What’s the point of the deal? According to the two carriers, the merged company could cut costs by $6 billion annually while increasing its profitability. The firm’s enhanced scale would allow it to offer lower-priced plans while investing more in its fifth-generation 5G wireless network. 5G technology, though still nascent, is expected to enable consumers to access the Internet at far higher speeds and with fewer usage limits compared to existing 4G networks. But the technology that underlies 5G entails increased density of cell sites—in other words, to make 5G a success, carriers will need to install more wireless towers and other connection points within a given geographic area.
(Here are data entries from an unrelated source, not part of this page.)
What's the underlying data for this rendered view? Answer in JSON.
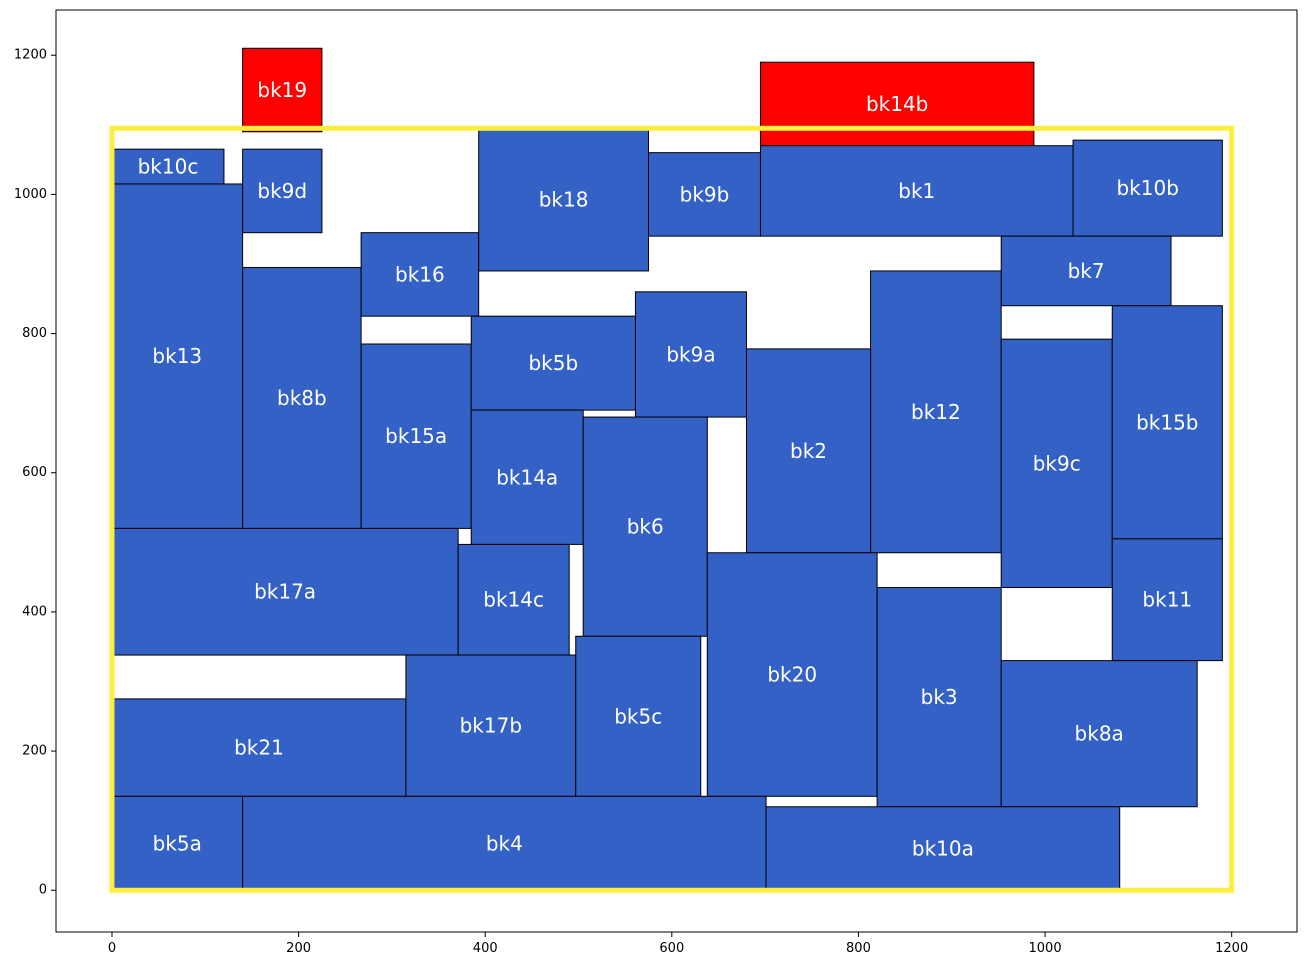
{
  "chart_data": {
    "type": "floorplan",
    "title": "",
    "xlabel": "",
    "ylabel": "",
    "xlim": [
      -60,
      1270
    ],
    "ylim": [
      -60,
      1265
    ],
    "x_ticks": [
      0,
      200,
      400,
      600,
      800,
      1000,
      1200
    ],
    "y_ticks": [
      0,
      200,
      400,
      600,
      800,
      1000,
      1200
    ],
    "outline": {
      "x0": 0,
      "y0": 0,
      "x1": 1200,
      "y1": 1095,
      "color": "#fcee3a"
    },
    "colors": {
      "placed": "#3461c5",
      "overflow": "#ff0000",
      "edge": "#000000",
      "label": "#ffffff"
    },
    "blocks": [
      {
        "name": "bk19",
        "x0": 140,
        "y0": 1090,
        "x1": 225,
        "y1": 1210,
        "status": "overflow"
      },
      {
        "name": "bk14b",
        "x0": 695,
        "y0": 1070,
        "x1": 988,
        "y1": 1190,
        "status": "overflow"
      },
      {
        "name": "bk10c",
        "x0": 0,
        "y0": 1015,
        "x1": 120,
        "y1": 1065,
        "status": "placed"
      },
      {
        "name": "bk13",
        "x0": 0,
        "y0": 520,
        "x1": 140,
        "y1": 1015,
        "status": "placed"
      },
      {
        "name": "bk9d",
        "x0": 140,
        "y0": 945,
        "x1": 225,
        "y1": 1065,
        "status": "placed"
      },
      {
        "name": "bk8b",
        "x0": 140,
        "y0": 520,
        "x1": 267,
        "y1": 895,
        "status": "placed"
      },
      {
        "name": "bk16",
        "x0": 267,
        "y0": 825,
        "x1": 393,
        "y1": 945,
        "status": "placed"
      },
      {
        "name": "bk15a",
        "x0": 267,
        "y0": 520,
        "x1": 385,
        "y1": 785,
        "status": "placed"
      },
      {
        "name": "bk18",
        "x0": 393,
        "y0": 890,
        "x1": 575,
        "y1": 1095,
        "status": "placed"
      },
      {
        "name": "bk9b",
        "x0": 575,
        "y0": 940,
        "x1": 695,
        "y1": 1060,
        "status": "placed"
      },
      {
        "name": "bk1",
        "x0": 695,
        "y0": 940,
        "x1": 1030,
        "y1": 1070,
        "status": "placed"
      },
      {
        "name": "bk10b",
        "x0": 1030,
        "y0": 940,
        "x1": 1190,
        "y1": 1078,
        "status": "placed"
      },
      {
        "name": "bk7",
        "x0": 953,
        "y0": 840,
        "x1": 1135,
        "y1": 940,
        "status": "placed"
      },
      {
        "name": "bk5b",
        "x0": 385,
        "y0": 690,
        "x1": 561,
        "y1": 825,
        "status": "placed"
      },
      {
        "name": "bk9a",
        "x0": 561,
        "y0": 680,
        "x1": 680,
        "y1": 860,
        "status": "placed"
      },
      {
        "name": "bk12",
        "x0": 813,
        "y0": 485,
        "x1": 953,
        "y1": 890,
        "status": "placed"
      },
      {
        "name": "bk2",
        "x0": 680,
        "y0": 485,
        "x1": 813,
        "y1": 778,
        "status": "placed"
      },
      {
        "name": "bk9c",
        "x0": 953,
        "y0": 435,
        "x1": 1072,
        "y1": 792,
        "status": "placed"
      },
      {
        "name": "bk15b",
        "x0": 1072,
        "y0": 505,
        "x1": 1190,
        "y1": 840,
        "status": "placed"
      },
      {
        "name": "bk14a",
        "x0": 385,
        "y0": 497,
        "x1": 505,
        "y1": 690,
        "status": "placed"
      },
      {
        "name": "bk6",
        "x0": 505,
        "y0": 365,
        "x1": 638,
        "y1": 680,
        "status": "placed"
      },
      {
        "name": "bk17a",
        "x0": 0,
        "y0": 338,
        "x1": 371,
        "y1": 520,
        "status": "placed"
      },
      {
        "name": "bk14c",
        "x0": 371,
        "y0": 338,
        "x1": 490,
        "y1": 497,
        "status": "placed"
      },
      {
        "name": "bk11",
        "x0": 1072,
        "y0": 330,
        "x1": 1190,
        "y1": 505,
        "status": "placed"
      },
      {
        "name": "bk20",
        "x0": 638,
        "y0": 135,
        "x1": 820,
        "y1": 485,
        "status": "placed"
      },
      {
        "name": "bk3",
        "x0": 820,
        "y0": 120,
        "x1": 953,
        "y1": 435,
        "status": "placed"
      },
      {
        "name": "bk8a",
        "x0": 953,
        "y0": 120,
        "x1": 1163,
        "y1": 330,
        "status": "placed"
      },
      {
        "name": "bk21",
        "x0": 0,
        "y0": 135,
        "x1": 315,
        "y1": 275,
        "status": "placed"
      },
      {
        "name": "bk17b",
        "x0": 315,
        "y0": 135,
        "x1": 497,
        "y1": 338,
        "status": "placed"
      },
      {
        "name": "bk5c",
        "x0": 497,
        "y0": 135,
        "x1": 631,
        "y1": 365,
        "status": "placed"
      },
      {
        "name": "bk5a",
        "x0": 0,
        "y0": 0,
        "x1": 140,
        "y1": 135,
        "status": "placed"
      },
      {
        "name": "bk4",
        "x0": 140,
        "y0": 0,
        "x1": 701,
        "y1": 135,
        "status": "placed"
      },
      {
        "name": "bk10a",
        "x0": 701,
        "y0": 0,
        "x1": 1080,
        "y1": 120,
        "status": "placed"
      }
    ]
  }
}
Since 2010, U.S. wireless carriers have invested about a quarter of a trillion dollars in capital. Between this year and 2010, carriers will likely need to invest another $100 billion in their networks—in large part to deploy first wave of 5G networks. Nationwide investment on this scale is not feasible for most companies, unsurprisingly; in the United States, only the four largest wireless carriers are expected to deploy 5G networks at scale. Even four nationwide networks is a lot—in nearly every other developed country, two or three wireless networks predominate, even though most developed countries are geographically smaller (and thus easier to cover) than the United States.
If the merger doesn’t go through, Sprint’s future as a major national carrier may be in jeopardy. The carrier posted a net loss each year from 2014 to 2016 (though it managed to post significant earnings in 2017 due in large part to the Tax Cuts and Jobs Act). Although Sprint could, in theory, turn itself around on its own, it’s more likely that an independent Sprint would gradually fall behind its larger, better-financed rivals—especially in the lucrative postpaid market, in which consumers tend to prefer reliable and speedy networks to keep up with ever-improving mobile devices.
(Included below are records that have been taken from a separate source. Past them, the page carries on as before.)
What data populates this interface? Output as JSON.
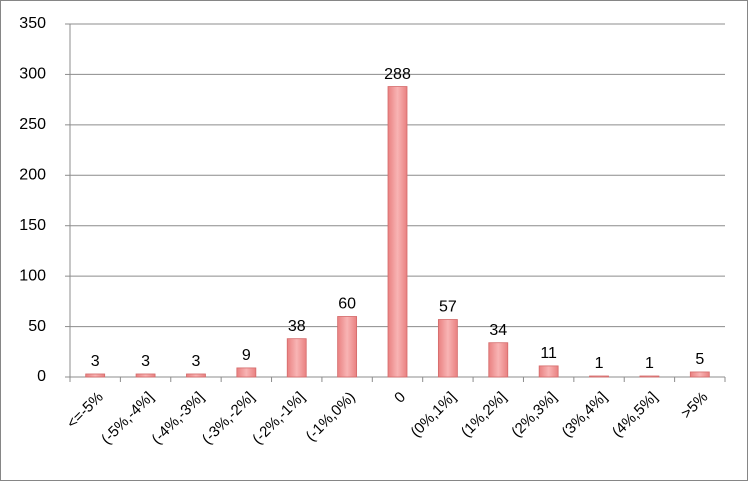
{
  "chart_data": {
    "type": "bar",
    "categories": [
      "<=-5%",
      "(-5%,-4%]",
      "(-4%,-3%]",
      "(-3%,-2%]",
      "(-2%,-1%]",
      "(-1%,0%)",
      "0",
      "(0%,1%]",
      "(1%,2%]",
      "(2%,3%]",
      "(3%,4%]",
      "(4%,5%]",
      ">5%"
    ],
    "values": [
      3,
      3,
      3,
      9,
      38,
      60,
      288,
      57,
      34,
      11,
      1,
      1,
      5
    ],
    "color": "#f4a3a3",
    "ylim": [
      0,
      350
    ],
    "yticks": [
      0,
      50,
      100,
      150,
      200,
      250,
      300,
      350
    ],
    "grid": true
  }
}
Will the FCC and the Department of Justice give the transaction a green light? Given the intense interest by FCC commissioners in fostering a bright future for 5G, hopefully the agency recognizes that the deal is likely to benefit consumers. The head of the Department of Justice’s Antitrust Division told reporters in June that he doesn’t see a reduction in the number of national mobile carriers from four to three as inherently problematic. He’s right about that: the number of firms competing in any given market is not a reliable indication of how well that market will serve consumers. Some markets work well when dozens or even hundreds of firms compete, while others function at their best when just one firm has a market share of 50 percent or more.
Federal officials shouldn’t force this transaction into regulatory limbo for years. Instead, they should allow the deal to go through, and we’ll see if the merged company can achieve the cost reductions and lower prices that the carriers are predicting. Big acquisitions don’t always pan out, to be sure—sometimes, they fail spectacularly, and companies break up into smaller units or sell their assets to rivals. But even if T-Mobile and Sprint can’t ultimately figure out how to make their transaction a success, that doesn’t mean consumers will suffer in the process. And the most plausible alternative—a slow decline for Sprint—won’t be any better. The government’s ability to predict the outcome of the deal is inferior to that of the firms’ shareholders, whose capital is at stake in the transaction. Meanwhile, the upside of the transaction—a third major company capable of keeping up with Verizon and AT&T—could be quite beneficial to consumers.